Training large language models for multi-step tool use faces three key challenges: the high cost of constructing realistic environments, synthetic queries that are misaligned with server states leading to invocation failures, and redundant tool calls induced by recall-based reward mechanisms. To address these issues, this work proposes the PROVE framework, which innovatively integrates a state-isolated real MCP server environment, dependency-graph-guided trajectory generation for state alignment, and a programmatic multi-component reward mechanism—encompassing validity, coverage, and efficiency penalties—without requiring external evaluators. Evaluated on BFCL Multi-Turn, tau2-bench, and T-Eval, PROVE achieves performance gains of 10.2, 6.8, and 6.5 points, respectively, substantially improving both accuracy and efficiency in multi-step tool use while demonstrating consistent improvements across diverse model families.

Training LLMs to orchestrate multi-step tool calls is held back by three coupled obstacles: realistic stateful execution environments are costly to build, synthetic training queries are often detached from the server's actual state (so the generated tool calls fail to execute), and recall-based RL rewards incentivize verbose tool-calling patterns.
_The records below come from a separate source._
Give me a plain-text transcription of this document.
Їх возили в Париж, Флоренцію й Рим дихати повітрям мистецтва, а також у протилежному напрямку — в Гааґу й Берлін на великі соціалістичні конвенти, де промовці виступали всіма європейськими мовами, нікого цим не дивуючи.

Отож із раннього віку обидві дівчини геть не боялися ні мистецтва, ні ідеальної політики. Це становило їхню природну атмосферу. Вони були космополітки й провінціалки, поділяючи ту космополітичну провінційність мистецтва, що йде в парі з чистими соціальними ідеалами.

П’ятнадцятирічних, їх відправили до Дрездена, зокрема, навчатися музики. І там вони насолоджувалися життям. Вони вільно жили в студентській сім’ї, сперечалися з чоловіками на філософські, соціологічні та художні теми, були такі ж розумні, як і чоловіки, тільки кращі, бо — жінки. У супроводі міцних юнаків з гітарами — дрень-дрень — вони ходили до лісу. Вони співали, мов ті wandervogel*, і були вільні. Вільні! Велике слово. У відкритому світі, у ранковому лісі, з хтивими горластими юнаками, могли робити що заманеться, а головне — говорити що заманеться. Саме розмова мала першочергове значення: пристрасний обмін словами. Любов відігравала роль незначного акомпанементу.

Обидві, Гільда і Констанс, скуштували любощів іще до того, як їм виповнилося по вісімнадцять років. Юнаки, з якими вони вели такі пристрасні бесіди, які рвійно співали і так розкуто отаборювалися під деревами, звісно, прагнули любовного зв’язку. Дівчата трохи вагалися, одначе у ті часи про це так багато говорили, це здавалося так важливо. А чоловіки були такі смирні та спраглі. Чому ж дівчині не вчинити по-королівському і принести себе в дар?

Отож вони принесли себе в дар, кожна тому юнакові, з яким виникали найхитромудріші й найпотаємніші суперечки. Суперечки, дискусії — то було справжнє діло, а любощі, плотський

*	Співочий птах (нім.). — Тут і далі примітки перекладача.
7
We present PROVE (Programmatic Rewards On Verified Environments), a framework with three contributions: (1) a library of 20 stateful MCP (Model Context Protocol) servers exposing 343 tools, enabling live-execution RL training with session-scoped state isolation; (2) an automated data synthesis pipeline that generates validated multi-turn tool-call trajectories against these servers via dependency-graph-guided conversation simulation grounded in live-sampled server state, so every generated query references entities that actually exist; and (3) a multi-component programmatic reward - graduated validity scoring, dependency-aware coverage, an adaptive efficiency penalty with a complexity-scaled call budget, a tool-name signal, and an argument-value matching bonus - requiring no external judge model. We train four models (Qwen3-4B, Qwen3-8B, Qwen2.5-7B, Granite-4.1-8B) with GRPO using identical reward hyperparameters and ~13K training examples; only learning rate is tuned per model family from a three-point sweep. On BFCL Multi-Turn, tau2-bench, and T-Eval, PROVE yields improvements of up to +10.2, +6.8, and +6.5 points respectively, demonstrating that a compact programmatic reward yields consistent gains on multi-step tool orchestration across two model families.